I started to cautiously tear the paper, opening the wrapping slowly. Once the paper was all off the box, I started to open the box. That’s when I saw it – the note inside the box. The note read, “To my beloved Son, Trent. I am giving you this good and perfect gift from above.” It was signed by, The Father of Lights.” (James 1:17) I started to take out the tissue paper, and underneath it I saw something hideous – ugly! I took a step back from the gift, not knowing what to think. I left the gift in the box on the table and tried to forget about it.
A few days later, I received a note in the mail. “I saw that you received my gift. Did you like it?” Signed again by, “The Father of Lights.” Like it? How could I like it? It’s ugly – I hate it!
Another day passes and another note comes. “My dear child, do you like my gift? Please, read Proverbs 15:27 – the last part of the verse.” Signed by, “The Father of Lights.” I go get my Bible and open it up to the verse, “… but he that hateth gifts shall live.” I went to the box that was still sitting on the table. This time, I take the gift out of the box. Somehow, it has changed. It is not so ugly right now.
One more day goes by and another note comes. “My dear child, do you like my gift? Please, read Matthew 7:11 – again, the last part of the verse.” Signed by, “The Father of Lights.” I read out loud. “. . .how much more shall your Father in heaven give good things to them that ask him?” Ask him? I didn’t ask for this gift, did I?
The next day, there was no note. I begin to worry. I was enjoying the notes from my Father. “Where are you?” I wonder. I sat down at my table, looking at my gift – has it changed again? A knock comes at my door. I go to see who it is. As I open the door, the man looks familiar, gentle, and kind. He says He came to talk to me. I invite Him in and we spend the day talking. It seems like He knows all about me. As He gets ready to leave, He stops, looks at me, and asks, “My dear child, do you like my gift?”
“Father, I don’t understand this gift. All I wanted was to be close to you, to know you better.”
“I know. That’s why I gave you this gift.” As He leaves for the night, He says, “Please, read the first part of James 4:8.” As soon as He leaves, I run to my Bible. The verse says, “Draw nigh to God, and he will draw nigh to you.” I go over to my gift, pick it up, and look at it. My gift has become beautiful!

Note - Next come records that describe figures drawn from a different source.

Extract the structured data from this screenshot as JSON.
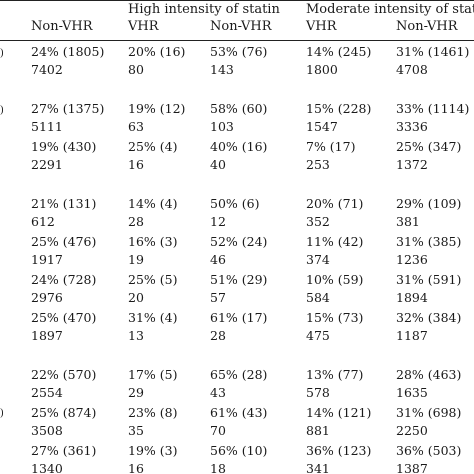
{
  "header": {
    "group_titles": [
      "High intensity of statin",
      "Moderate intensity of stati"
    ],
    "column_labels": [
      "Non-VHR",
      "VHR",
      "Non-VHR",
      "VHR",
      "Non-VHR"
    ]
  },
  "rows": [
    [
      "24% (1805)",
      "20% (16)",
      "53% (76)",
      "14% (245)",
      "31% (1461)"
    ],
    [
      "7402",
      "80",
      "143",
      "1800",
      "4708"
    ],
    [
      "27% (1375)",
      "19% (12)",
      "58% (60)",
      "15% (228)",
      "33% (1114)"
    ],
    [
      "5111",
      "63",
      "103",
      "1547",
      "3336"
    ],
    [
      "19% (430)",
      "25% (4)",
      "40% (16)",
      "7% (17)",
      "25% (347)"
    ],
    [
      "2291",
      "16",
      "40",
      "253",
      "1372"
    ],
    [
      "21% (131)",
      "14% (4)",
      "50% (6)",
      "20% (71)",
      "29% (109)"
    ],
    [
      "612",
      "28",
      "12",
      "352",
      "381"
    ],
    [
      "25% (476)",
      "16% (3)",
      "52% (24)",
      "11% (42)",
      "31% (385)"
    ],
    [
      "1917",
      "19",
      "46",
      "374",
      "1236"
    ],
    [
      "24% (728)",
      "25% (5)",
      "51% (29)",
      "10% (59)",
      "31% (591)"
    ],
    [
      "2976",
      "20",
      "57",
      "584",
      "1894"
    ],
    [
      "25% (470)",
      "31% (4)",
      "61% (17)",
      "15% (73)",
      "32% (384)"
    ],
    [
      "1897",
      "13",
      "28",
      "475",
      "1187"
    ],
    [
      "22% (570)",
      "17% (5)",
      "65% (28)",
      "13% (77)",
      "28% (463)"
    ],
    [
      "2554",
      "29",
      "43",
      "578",
      "1635"
    ],
    [
      "25% (874)",
      "23% (8)",
      "61% (43)",
      "14% (121)",
      "31% (698)"
    ],
    [
      "3508",
      "35",
      "70",
      "881",
      "2250"
    ],
    [
      "27% (361)",
      "19% (3)",
      "56% (10)",
      "36% (123)",
      "36% (503)"
    ],
    [
      "1340",
      "16",
      "18",
      "341",
      "1387"
    ]
  ]
}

My Father now comes over daily. We talk, laugh, cry – we are becoming close. I cannot believe that the gift I received could do this – make me close to my Father. I thought this gift was horrible – ugly – at first. But, now, I see how wonderful it is. You know, now that I look at the gift, I see that it has not changed at all. It is just how I am looking at it. The only thing that has changed has been the way I look at it. I am able to use this gift to be close to my Father.

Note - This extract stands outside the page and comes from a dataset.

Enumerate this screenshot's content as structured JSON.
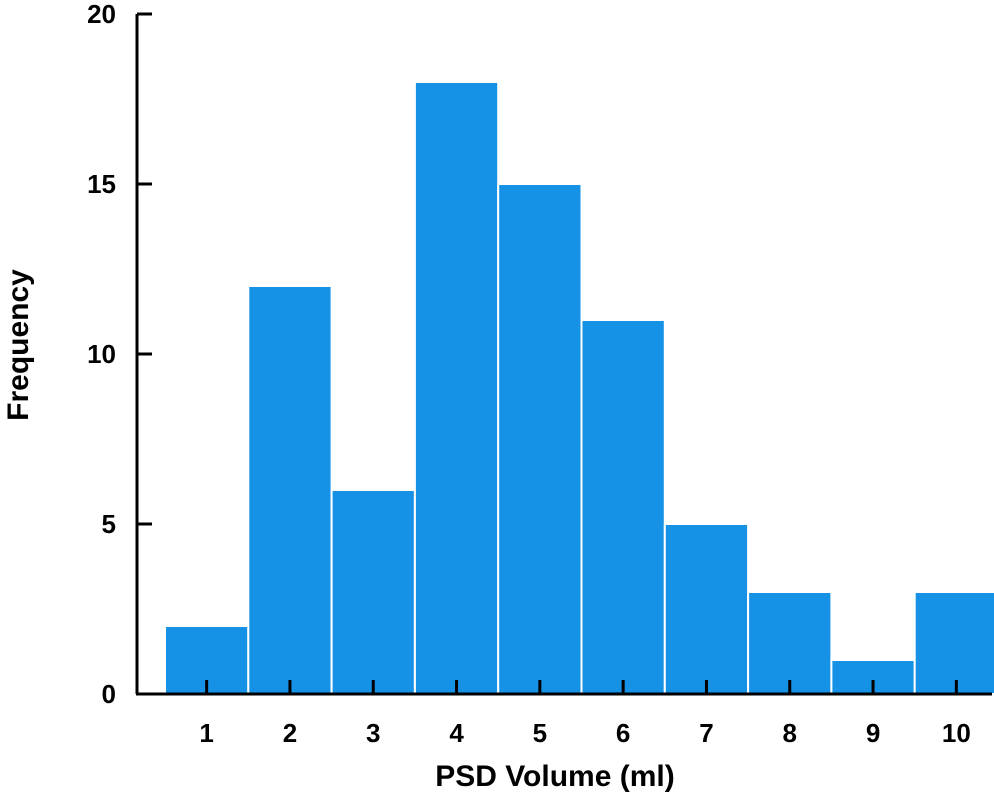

Maybe you have received a gift from your Father. Maybe your gift is ugly, maybe it’s beautiful, but, is it making you closer to Him? If you are not getting gifts from your Father, maybe you need to receive His greatest gift of all first. Romans 6:23 says, “For the wages of sin is death, but the GIFT of God is eternal life through Jesus Christ our Lord.” Make Him your Lord, accept His gift, and be prepared to receive His blessing.
— Trent Fruetel
Thank you, Trent, for such a testimony of God’s grace. I hope I can see and share God’s love and goodness the same way you do.